Same here. Any fix added for this?
same issues... The main package versions are as follows:
vllm 0.10.2 ray 2.49.0 torch 2.8.0 verl 0.5.0 megatron 0.5.1
same issues, using verl commit id c5b189a1af496d0bc68320cd1d5bd7a1f1e3638a
It is related to the agent loop. when the mode is set to async, AgentLoopManager is used. see ppo/ray_trainer.py and main_ppo.py for example.
The reason that dapo with async does not work is that some initialization of ray env (or something i am not familiar) are not done by recipe/main_dapo.py, which AgentLoopManager will be using.

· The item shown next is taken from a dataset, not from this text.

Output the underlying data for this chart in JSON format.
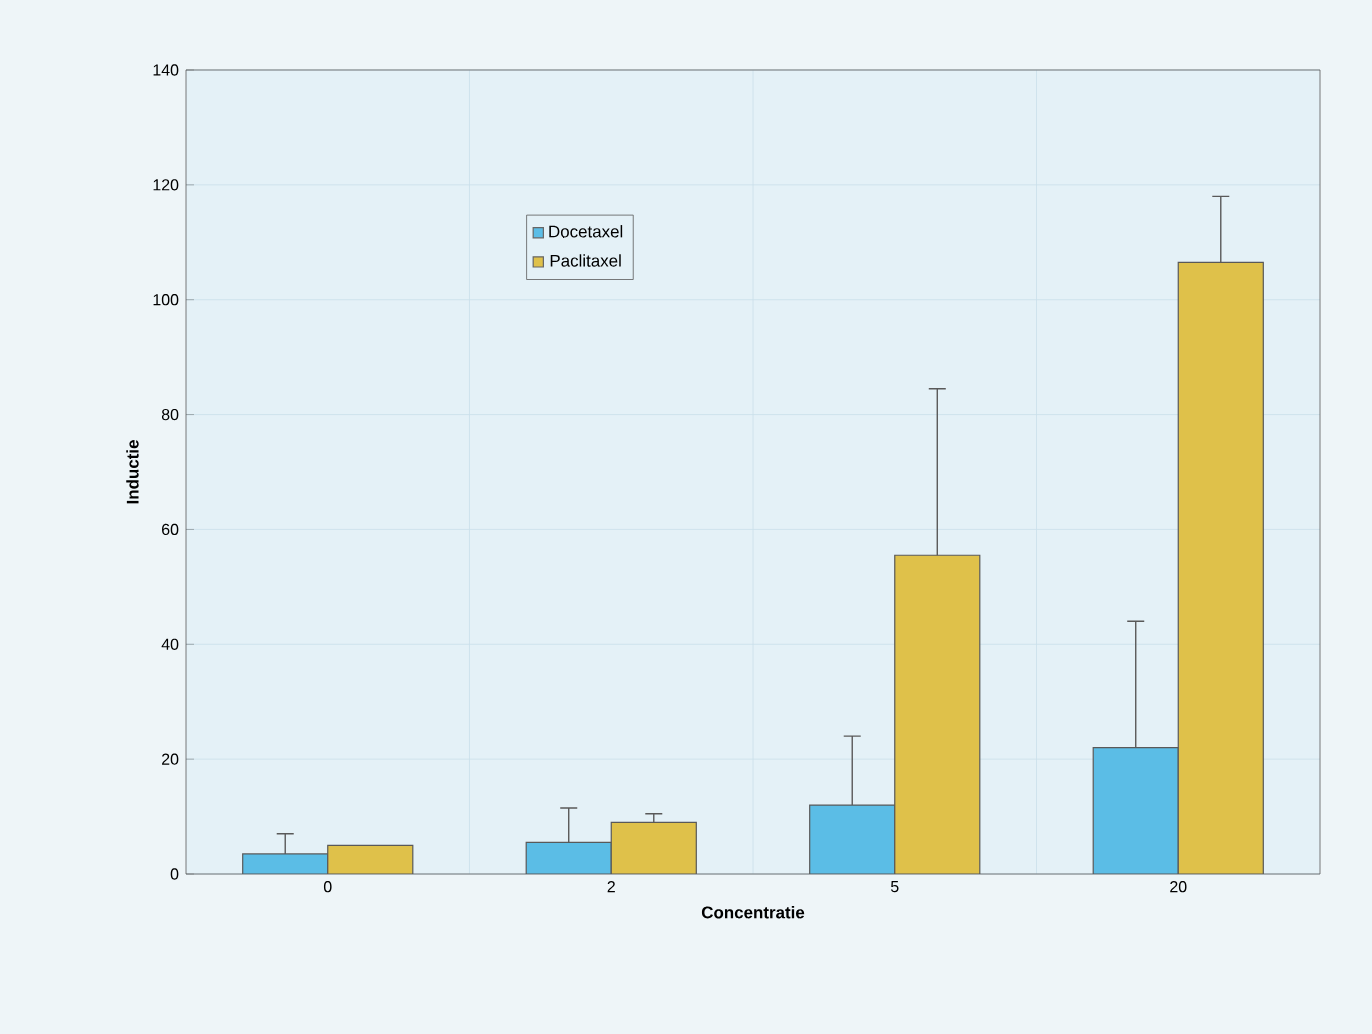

So for dapo with async working, it requires modifying recipe/dapo/main_dapo.py and recipe/dapo/dapo_ray_trainer.py, to have similar initializations as ppo. group filtering with reward results may be modified as well.
It is related to the agent loop. when the mode is set to async, AgentLoopManager is used. see ppo/ray_trainer.py and main_ppo.py for example.
The reason that dapo with async does not work is that some initialization of ray env (or something i am not familiar) are not done by recipe/main_dapo.py, which AgentLoopManager will be using.
So for dapo with async working, it requires modifying recipe/dapo/main_dapo.py and recipe/dapo/dapo_ray_trainer.py, to have similar initializations as ppo. group filtering with reward results may be modified as well.
Does anyone know if DAPO recipe has supported async mode or do they have such plans ongoing?
Any resolution on this? @holyseven What specific changes were needed?